That prayer was a favorite of Fr. Mychal Judge. Father Mike was a chaplain of the Fire Department of New York City beginning in 1992 and he rushed to the scene of the 15 years ago. He was recognized as the first official victim of the 9/11 attacks.
1 of 2,977 who died that day. But we know the toll from that terrible day affected so many others.
Earlier this year, I was reading about those who died in 2015, when I came across a picture I hadn’t seen since 2001. It was a picture of “the dust lady” - Marcy Borders, who became known as the “dust lady” from a defining picture of her covered in ash and grime taken on Sept. 11. Ms. Borders was an employee of Bank of America in 2001, and was working on the 81st floor of the north tower of the World Trade Center on the day of the terrorist attacks.
In the chaos of that day, Marcy retreated to a crowded stairwell where she was chased by a cloud of smoke and dust. “Every time I inhaled, my mouth filled up with it, I was choking,” she said. “I couldn’t see my hand in front of my face. I was just saying to myself and saying out loud that I didn’t want to die.”
She was eventually led downstairs and into a neighboring building by another person, where her iconic picture was taken by a photographer. A resident of Bayonne, N.J., she struggled after 9/11 with depression and drug addiction, She died of stomach cancer in 2015. She was 42. (NY Times)
“Borders got out of the building, but she never escaped the terror or the dust.”
On that morning 2 men arrived at the ticket counter late for American Airlines Flight 77 out of Dulles International Airport. This was before the days of the TSA & our security today. At the time, the man working at the counter, Vaughn Allex, followed procedure & checked them through.
Those two men were among the five hijackers who crashed that flight into the Pentagon — "I didn't know what I had done," Allex recalls, He didn't find out until the next day what had happened. "I came to work and people wouldn't look at me in the eye." Officials handed him the manifest for the flight. "I just stared at it for a second and then I looked up, 'I did it, didn't I?' "

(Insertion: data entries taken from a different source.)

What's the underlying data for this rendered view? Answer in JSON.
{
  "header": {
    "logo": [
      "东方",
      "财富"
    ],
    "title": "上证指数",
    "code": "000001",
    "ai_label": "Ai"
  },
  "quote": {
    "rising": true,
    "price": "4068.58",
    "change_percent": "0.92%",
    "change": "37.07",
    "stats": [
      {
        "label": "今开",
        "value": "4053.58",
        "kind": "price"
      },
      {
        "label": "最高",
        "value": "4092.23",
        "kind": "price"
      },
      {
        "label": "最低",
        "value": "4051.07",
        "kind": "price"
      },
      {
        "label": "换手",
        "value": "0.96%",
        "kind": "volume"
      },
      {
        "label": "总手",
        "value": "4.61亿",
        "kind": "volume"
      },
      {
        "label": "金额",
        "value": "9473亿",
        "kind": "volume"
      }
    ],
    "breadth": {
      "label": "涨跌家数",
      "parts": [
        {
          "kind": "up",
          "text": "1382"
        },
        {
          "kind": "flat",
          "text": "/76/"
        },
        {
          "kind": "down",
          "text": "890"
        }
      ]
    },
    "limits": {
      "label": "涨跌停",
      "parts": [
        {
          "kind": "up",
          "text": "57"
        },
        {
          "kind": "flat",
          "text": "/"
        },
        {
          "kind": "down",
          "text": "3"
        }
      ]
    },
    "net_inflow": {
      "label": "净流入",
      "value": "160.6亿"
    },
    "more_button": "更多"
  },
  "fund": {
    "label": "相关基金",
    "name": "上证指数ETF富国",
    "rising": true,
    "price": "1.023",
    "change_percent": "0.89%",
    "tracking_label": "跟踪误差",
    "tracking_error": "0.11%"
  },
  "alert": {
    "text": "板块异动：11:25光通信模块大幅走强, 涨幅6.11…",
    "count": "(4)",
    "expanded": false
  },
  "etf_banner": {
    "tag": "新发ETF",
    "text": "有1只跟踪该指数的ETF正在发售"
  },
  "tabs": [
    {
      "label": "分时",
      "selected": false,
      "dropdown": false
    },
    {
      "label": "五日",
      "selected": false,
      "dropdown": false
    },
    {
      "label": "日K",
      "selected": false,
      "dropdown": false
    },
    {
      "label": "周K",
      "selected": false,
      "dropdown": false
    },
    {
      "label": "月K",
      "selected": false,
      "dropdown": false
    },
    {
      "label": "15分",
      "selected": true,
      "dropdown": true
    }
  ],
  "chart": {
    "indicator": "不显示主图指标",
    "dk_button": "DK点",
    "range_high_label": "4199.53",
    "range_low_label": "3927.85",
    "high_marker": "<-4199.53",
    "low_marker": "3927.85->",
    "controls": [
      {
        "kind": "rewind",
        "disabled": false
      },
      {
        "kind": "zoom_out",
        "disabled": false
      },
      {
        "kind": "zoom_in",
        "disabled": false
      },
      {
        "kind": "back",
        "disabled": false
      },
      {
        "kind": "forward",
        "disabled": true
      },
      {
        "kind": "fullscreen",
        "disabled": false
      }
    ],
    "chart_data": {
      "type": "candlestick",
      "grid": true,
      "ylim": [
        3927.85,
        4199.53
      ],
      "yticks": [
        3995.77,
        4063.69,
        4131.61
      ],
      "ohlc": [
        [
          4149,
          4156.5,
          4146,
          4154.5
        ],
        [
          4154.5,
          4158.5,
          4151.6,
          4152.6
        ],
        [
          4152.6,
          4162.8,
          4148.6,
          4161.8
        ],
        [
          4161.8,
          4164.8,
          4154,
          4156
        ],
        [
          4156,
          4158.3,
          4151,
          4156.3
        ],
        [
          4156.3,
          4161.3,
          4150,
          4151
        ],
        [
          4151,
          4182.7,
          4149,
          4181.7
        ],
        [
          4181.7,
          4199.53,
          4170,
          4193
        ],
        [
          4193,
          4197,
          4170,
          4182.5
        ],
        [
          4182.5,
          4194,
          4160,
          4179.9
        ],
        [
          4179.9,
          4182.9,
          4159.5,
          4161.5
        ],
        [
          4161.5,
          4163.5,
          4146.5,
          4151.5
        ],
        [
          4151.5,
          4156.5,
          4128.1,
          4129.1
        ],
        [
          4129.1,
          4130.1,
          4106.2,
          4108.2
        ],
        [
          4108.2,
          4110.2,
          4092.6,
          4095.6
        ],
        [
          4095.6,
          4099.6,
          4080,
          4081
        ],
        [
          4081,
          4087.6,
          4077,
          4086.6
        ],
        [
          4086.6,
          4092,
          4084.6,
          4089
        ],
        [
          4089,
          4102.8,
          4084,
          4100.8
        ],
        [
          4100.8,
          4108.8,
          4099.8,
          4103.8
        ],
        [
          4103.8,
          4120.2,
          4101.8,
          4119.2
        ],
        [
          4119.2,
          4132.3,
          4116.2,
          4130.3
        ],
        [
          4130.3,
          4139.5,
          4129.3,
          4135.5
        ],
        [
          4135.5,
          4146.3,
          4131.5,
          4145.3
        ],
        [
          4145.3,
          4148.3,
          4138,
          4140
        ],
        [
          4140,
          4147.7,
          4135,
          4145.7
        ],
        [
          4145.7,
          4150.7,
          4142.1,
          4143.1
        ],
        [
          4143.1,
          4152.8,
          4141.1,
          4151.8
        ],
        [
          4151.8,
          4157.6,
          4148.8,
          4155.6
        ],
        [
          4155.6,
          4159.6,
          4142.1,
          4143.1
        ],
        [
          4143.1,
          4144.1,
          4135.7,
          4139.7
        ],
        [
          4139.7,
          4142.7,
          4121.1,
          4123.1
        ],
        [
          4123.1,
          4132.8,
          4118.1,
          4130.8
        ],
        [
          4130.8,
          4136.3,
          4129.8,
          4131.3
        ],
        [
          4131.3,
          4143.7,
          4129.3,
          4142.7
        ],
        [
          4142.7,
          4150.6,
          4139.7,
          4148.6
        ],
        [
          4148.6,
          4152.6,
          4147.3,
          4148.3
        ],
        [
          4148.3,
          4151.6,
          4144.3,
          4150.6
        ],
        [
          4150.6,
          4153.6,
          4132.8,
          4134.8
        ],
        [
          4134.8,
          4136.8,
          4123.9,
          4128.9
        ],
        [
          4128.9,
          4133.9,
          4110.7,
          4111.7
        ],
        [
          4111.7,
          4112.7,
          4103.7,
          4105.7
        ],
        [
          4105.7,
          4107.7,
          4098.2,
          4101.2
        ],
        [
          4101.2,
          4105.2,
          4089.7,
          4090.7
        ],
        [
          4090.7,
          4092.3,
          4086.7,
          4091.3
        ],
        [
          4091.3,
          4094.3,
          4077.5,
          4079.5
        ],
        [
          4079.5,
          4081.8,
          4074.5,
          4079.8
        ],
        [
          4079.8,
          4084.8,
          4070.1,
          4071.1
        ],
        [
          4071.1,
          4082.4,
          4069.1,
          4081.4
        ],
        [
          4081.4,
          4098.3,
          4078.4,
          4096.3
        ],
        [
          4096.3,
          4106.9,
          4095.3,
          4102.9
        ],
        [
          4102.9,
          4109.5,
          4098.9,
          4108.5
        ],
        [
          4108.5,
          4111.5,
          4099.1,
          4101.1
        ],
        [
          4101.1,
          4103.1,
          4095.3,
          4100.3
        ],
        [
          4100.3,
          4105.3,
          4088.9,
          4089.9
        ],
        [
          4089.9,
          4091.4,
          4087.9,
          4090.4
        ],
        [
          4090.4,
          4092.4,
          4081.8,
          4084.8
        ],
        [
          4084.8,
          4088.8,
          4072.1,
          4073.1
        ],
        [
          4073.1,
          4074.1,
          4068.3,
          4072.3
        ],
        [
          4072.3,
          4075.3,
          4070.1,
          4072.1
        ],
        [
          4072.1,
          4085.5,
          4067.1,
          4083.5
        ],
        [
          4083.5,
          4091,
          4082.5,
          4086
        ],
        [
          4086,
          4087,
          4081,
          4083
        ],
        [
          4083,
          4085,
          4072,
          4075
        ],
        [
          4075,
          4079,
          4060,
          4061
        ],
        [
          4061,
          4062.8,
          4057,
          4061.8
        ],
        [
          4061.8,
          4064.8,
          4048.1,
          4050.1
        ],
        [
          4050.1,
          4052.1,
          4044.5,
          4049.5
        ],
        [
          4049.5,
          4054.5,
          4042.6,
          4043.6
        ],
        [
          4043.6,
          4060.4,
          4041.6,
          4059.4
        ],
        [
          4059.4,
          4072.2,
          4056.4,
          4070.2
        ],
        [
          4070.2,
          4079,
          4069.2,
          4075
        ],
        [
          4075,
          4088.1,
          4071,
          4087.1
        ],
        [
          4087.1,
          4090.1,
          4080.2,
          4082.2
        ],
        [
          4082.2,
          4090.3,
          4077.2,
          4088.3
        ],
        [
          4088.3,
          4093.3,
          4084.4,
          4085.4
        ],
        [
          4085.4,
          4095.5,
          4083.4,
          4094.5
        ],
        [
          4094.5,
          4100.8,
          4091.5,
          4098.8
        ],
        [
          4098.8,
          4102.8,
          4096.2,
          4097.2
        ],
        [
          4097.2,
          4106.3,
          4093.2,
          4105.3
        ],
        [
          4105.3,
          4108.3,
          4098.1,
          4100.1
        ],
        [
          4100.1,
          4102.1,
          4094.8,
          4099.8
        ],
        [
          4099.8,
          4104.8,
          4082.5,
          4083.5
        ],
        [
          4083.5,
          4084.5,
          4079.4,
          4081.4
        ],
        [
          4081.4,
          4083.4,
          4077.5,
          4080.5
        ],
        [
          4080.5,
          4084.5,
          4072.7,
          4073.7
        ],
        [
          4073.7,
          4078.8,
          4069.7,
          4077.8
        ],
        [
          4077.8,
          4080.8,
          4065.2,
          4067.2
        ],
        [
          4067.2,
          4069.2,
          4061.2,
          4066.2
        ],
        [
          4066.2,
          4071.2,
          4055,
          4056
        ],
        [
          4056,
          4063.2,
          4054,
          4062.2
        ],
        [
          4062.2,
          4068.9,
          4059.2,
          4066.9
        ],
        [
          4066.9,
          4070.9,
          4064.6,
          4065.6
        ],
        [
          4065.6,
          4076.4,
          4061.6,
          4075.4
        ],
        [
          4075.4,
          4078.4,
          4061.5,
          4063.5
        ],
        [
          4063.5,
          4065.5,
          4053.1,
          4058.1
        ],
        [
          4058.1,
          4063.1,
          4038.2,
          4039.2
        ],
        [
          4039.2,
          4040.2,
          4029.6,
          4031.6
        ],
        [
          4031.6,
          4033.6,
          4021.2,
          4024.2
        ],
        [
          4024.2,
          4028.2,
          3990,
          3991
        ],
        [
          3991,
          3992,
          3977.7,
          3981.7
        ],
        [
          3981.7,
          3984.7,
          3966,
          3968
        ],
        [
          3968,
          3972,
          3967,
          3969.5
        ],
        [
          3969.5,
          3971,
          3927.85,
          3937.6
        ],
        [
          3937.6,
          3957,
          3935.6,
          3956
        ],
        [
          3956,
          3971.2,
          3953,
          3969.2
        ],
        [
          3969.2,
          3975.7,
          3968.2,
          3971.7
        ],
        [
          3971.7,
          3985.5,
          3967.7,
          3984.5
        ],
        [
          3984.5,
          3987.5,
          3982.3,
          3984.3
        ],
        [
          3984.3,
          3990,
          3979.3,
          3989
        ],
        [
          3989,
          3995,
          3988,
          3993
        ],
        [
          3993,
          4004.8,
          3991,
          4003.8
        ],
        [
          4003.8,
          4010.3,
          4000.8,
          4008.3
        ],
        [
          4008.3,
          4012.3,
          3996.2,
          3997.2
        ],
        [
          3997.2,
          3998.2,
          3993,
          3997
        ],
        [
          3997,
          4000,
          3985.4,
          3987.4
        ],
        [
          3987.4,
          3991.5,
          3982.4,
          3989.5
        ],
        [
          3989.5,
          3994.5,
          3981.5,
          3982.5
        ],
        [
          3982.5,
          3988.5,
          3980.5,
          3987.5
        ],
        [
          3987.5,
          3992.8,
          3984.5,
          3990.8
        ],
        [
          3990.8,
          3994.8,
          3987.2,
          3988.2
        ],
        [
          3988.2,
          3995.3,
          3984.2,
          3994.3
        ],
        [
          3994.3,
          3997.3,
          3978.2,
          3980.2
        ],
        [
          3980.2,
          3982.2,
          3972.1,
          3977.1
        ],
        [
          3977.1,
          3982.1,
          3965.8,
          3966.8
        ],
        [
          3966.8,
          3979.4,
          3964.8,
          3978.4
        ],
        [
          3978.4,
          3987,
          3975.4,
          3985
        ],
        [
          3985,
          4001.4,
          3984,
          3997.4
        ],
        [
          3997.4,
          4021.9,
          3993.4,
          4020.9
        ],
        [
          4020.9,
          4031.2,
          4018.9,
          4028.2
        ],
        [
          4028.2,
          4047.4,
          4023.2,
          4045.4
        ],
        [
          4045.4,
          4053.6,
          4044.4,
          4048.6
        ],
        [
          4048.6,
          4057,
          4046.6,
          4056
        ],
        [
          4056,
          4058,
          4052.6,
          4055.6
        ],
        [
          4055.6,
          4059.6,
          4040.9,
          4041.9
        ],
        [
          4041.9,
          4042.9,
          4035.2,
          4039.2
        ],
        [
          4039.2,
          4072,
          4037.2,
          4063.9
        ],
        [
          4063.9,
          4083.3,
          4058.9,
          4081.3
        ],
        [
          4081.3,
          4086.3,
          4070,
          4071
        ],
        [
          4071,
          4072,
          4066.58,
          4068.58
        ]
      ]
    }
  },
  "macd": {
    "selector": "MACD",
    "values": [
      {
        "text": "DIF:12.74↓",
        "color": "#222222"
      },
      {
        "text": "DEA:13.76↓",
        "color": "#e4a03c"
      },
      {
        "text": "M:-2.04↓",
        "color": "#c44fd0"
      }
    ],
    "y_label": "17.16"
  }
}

He had checked in a retiree's family on that flight. He had checked in a student group, their parents, their teachers. "And they were gone. They were just all gone."
Once it became clear what had happened, Allex says people stopped talking to him. He began to think that he was to blame for everything that had happened on Sept. 11. That perhaps he could have changed it, if only he'd done something differently.
Weeks and even months passed like this, when sometimes even a simple mention of Sept. 11 could trigger a brutal wave of guilt. Once, when a customer told him her husband had been killed on that day, what he misheard instead was, "You killed my husband on Sept. 11."
Allex says he's never been able to fully move past the memory. He says it remains with him always in some form or another. But with time, he has managed to start talking about it. "I feel like in some ways I've — I really have come out of a shadow over the last 15 years," he says, "and I'm — I'm back in the light now." (Story Corps, NPR)
9/11 still effects so many people. Terror and dust and shadow. Guilt and sorrow.
But in the midst of such tragedy, I think of the story we heard today from Jesus, Which one of you, having a hundred sheep and losing one of them, does not leave the ninety-nine in the wilderness and go after the one that is lost until he finds it? When he has found it, he lays it on his shoulders and rejoices. And when he comes home, he calls together his friends and neighbors, saying to them, `Rejoice with me, for I have found my sheep that was lost.'
And did not people rush to the scene looking for the one in the dust and the rubble. Rescue crews, steel & construction workers. Were there not people who helped lead others to safety on that day…
At the National September 11 Memorial Museum, there is a red bandana, belonging to 24-year-old Welles Crowther. Welles was an equities trader who worked on the 104th floor of the South Tower. After the planes hit and smoke overwhelmed the building, Welles put his experience as a volunteer firefighter to work. He put his trademark red bandanna over his nose and mouth and found the stairs leading out of the tower, and then began helping hundreds of people make their way out of the doomed building. Welles himself never made it out.
Months later, in news accounts of the final minutes in the tower, survivors recounted the story of the young man with the red bandanna who led them to safety. His mother Alison knew immediately that it was her happy, generous son Welles - who had carried a red handkerchief with him since he was a boy. The family gave his red handkerchief to the museum. And from this day forward, all who visit the 9/11 Museum will have a chance to know the sacrifice of a young man who - like so many that day - gave his life so others might live.
At the museum's dedication ceremony, Alison took the stage to say that she and her husband "could not be more proud" of their son. "Welles believed that we are all connected as one human family," she said. "This is the true legacy of September 11."
That is the legacy. Fr Mike, Marcy, Vaughn, Wells and so many others. We are all connected as one human family. On this 15th anniversary, may we remember not the terror and hate, nor give into fear and spite but recall the love and community and bond that brought us all together.
For we all have our work to do, to seek out the lost sheep, to bring every one out of the shadows and dust, and into the glorious light. Amen.